State officials are upset about more than FEMA's failure to provide information on the relatively small percentage of convicts among otherwise law-abiding Katrina evacuees. In a blistering letter to Chertoff several days ago, Perry complained of stingy reimbursement rates for debris removal, imminent evictions of Katrina evacuees living in apartments and "inconsistent and disparate treatment" of Texas compared with Louisiana.
"I think there are some deep problems in that agency," Perry said Friday. "For some reason or other they are not being able to function in an efficient way to serve the people of this country. I'm really disappointed and frustrated."
FEMA has said it will look into Perry's complaints about possible evictions.
IN THE KNOW
Evacuees charged with sex crimes
Oct. 5: Matthew Lindsey, 38, a convicted child molester from New Orleans, was arrested in Richardson and charged with failure to register as a sex offender and aggravated sexual assault of a child, police said.
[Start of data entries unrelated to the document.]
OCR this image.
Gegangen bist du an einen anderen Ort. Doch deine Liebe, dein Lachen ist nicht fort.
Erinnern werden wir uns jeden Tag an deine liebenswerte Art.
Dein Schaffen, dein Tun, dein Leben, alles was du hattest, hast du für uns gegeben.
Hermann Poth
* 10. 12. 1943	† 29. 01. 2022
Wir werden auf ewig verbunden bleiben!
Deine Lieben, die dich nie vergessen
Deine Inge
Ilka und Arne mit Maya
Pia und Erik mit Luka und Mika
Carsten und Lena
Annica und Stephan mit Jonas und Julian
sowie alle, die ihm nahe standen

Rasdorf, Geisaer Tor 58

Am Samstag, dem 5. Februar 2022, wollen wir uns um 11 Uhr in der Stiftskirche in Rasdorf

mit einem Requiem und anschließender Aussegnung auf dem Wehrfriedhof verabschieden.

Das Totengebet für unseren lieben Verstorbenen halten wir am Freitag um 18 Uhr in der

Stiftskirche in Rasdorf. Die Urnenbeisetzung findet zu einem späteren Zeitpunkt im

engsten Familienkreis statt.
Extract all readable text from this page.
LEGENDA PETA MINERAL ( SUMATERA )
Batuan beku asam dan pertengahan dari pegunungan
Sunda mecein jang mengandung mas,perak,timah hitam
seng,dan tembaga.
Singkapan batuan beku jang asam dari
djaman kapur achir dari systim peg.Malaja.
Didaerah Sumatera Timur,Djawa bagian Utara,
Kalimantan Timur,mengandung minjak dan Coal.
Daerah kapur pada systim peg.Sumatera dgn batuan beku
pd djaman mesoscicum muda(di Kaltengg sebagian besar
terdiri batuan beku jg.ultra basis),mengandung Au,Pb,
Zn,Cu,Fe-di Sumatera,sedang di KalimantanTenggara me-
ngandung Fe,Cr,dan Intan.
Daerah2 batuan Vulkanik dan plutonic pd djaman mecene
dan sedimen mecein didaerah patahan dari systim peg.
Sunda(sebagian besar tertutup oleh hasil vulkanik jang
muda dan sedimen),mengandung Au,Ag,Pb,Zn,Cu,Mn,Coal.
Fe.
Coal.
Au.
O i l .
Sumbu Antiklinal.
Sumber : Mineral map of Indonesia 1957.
Lindsey had been baby-sitting 11 children, also Katrina evacuees, at an EconoLodge, where he received paid FEMA lodging; Lindsey confessed to sexually assaulting an 8-year-old girl, police said.
Sept. 13: Yaphet Jones, 32, of New Orleans was arrested outside a Motel 6 in Houston and charged with indecency with a child by exposure, and burglary of a habitation with intent to commit sexual assault, police said. The victims, including a 14-year-old girl, were also Katrina evacuees.
Sept. 11: Gean Williams Washington, 38, of New Orleans was arrested and charged in Houston with indecency with a child by exposure, police said.
Sept 7: Freddie C. Murray, 48, of New Orleans was arrested and charged with aggravated sexual assault, police said. Murray attacked a 13-year-old girl at a private residence, where he was staying with relatives, police said.